Maria Mejia (L) and others join in a fast-food workers’ protest demanding a $15 minimum wage and better working conditions in Miami in 2014.
Maria Mejia (L) and others join in a fast-food workers’ protest demanding a $15 minimum wage and better working conditions in Miami in 2014. Getty Images

A majority of Florida voters, including a majority of Republicans, support raising the state’s minimum wage, according to a poll conducted by Quinnipiac University that was released Thursday, which found 76 percent of respondents supported an increase.

By how much? On that point there’s less agreement.

Thirty-six percent backed raising it to $15 per hour, while 43 percent said they would support a lesser increase. Florida’s minimum wage is currently $8.46.

Prominent Orlando attorney John Morgan has been leading a push to put an amendment on the ballot which would raise Florida’s minimum wage to $10 an hour on Sept. 30, 2021, then increase by a dollar each year until it hits $15 in 2026.

Meanwhile, respondents were almost evenly split on the state Legislature’s decision to require people convicted of felonies to pay off all their fines, fees and restitution before being allowed to vote under Amendment 4. Forty-five percent said they supported the payment requirement, with 47 percent opposed.

Men and white voters tended to support the idea, while women skewed opposed. Black voters were decidedly against it, with 61 percent opposed and 37 percent in favor.

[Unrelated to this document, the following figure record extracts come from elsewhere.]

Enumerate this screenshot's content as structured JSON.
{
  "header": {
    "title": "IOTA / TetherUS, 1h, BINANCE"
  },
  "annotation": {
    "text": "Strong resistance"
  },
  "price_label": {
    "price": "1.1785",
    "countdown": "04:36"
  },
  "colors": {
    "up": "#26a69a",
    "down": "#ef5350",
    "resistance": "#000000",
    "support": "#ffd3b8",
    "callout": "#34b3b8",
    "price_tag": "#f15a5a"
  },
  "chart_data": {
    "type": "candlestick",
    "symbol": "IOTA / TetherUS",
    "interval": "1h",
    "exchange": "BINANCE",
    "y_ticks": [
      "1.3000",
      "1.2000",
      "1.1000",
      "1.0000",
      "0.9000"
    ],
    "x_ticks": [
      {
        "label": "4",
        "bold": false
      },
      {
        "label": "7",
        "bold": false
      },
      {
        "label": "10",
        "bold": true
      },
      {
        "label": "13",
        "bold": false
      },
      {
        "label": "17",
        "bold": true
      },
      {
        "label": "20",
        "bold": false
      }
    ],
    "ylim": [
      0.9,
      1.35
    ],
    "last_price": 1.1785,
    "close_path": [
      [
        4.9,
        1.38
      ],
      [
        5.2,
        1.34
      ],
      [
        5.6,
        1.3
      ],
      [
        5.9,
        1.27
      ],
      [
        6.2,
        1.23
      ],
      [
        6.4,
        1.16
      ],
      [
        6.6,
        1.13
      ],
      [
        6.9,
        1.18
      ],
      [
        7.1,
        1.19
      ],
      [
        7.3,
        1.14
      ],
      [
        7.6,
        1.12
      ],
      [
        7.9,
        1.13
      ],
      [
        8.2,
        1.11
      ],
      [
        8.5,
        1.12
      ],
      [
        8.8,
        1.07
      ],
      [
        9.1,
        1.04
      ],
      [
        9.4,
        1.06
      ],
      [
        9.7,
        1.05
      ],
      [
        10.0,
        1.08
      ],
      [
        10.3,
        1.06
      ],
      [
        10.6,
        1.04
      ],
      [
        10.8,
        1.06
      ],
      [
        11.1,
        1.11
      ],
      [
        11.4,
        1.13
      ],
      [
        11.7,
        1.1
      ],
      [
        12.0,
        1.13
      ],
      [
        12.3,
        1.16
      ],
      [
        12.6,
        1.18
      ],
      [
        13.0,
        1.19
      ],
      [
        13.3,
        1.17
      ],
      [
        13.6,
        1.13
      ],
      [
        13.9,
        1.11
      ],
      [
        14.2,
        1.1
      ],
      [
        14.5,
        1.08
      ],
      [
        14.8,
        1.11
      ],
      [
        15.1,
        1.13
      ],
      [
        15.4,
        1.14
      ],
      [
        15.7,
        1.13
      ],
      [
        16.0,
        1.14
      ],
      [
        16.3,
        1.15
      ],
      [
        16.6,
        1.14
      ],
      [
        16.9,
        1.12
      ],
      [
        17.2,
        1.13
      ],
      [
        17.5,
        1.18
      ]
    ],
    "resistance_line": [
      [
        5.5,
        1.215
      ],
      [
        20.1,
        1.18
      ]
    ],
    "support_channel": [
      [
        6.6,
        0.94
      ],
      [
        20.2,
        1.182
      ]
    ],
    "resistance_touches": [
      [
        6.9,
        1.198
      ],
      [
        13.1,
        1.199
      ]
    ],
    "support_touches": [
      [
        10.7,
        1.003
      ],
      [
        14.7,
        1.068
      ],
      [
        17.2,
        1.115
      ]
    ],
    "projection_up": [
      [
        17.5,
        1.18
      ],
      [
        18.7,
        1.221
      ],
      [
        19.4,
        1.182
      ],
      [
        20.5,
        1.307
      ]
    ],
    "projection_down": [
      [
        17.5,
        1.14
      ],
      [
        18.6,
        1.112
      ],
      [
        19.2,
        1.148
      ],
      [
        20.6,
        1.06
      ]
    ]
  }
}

As in past polls, the majority of respondents (57 percent versus 39 percent in favor) were opposed to “allowing trained teachers and school officials to carry guns on school grounds,” as it was worded in the survey. Fifty-nine percent also said they would support a ban on the sale of assault weapons in the state.

Gov. Ron DeSantis continues to ride positive approval ratings overall, as this poll found 55 percent of respondents approve of the job he’s doing, with 22 percent disapproving. However, he’s lost the backing of many Democrats, which contrasts a March poll also conducted by Quinnipiac that found even a plurality of Democrats supported him.

In his first few months on the job, DeSantis focused on several issues that united the parties, including restoring the Everglades and allowing patients to smoke medical marijuana. But in the last few months, especially during the Legislative session, DeSantis and his fellow Republicans brought much more contentious issues come to the fore, such as banning so-called “sanctuary cities.”

Meanwhile, Sen. Rick Scott has 41 percent job approval, with 44 percent of respondents disapproving. Sen. Marco Rubio’s numbers are only slightly better, at 45 percent approval with 41 percent disapproval.

For this poll, Quinnipiac surveyed 1,279 Florida voters from June 12 - 17 by randomly calling both landlines and cell phones with live interviewers. The margin of error is 3.3 percentage points.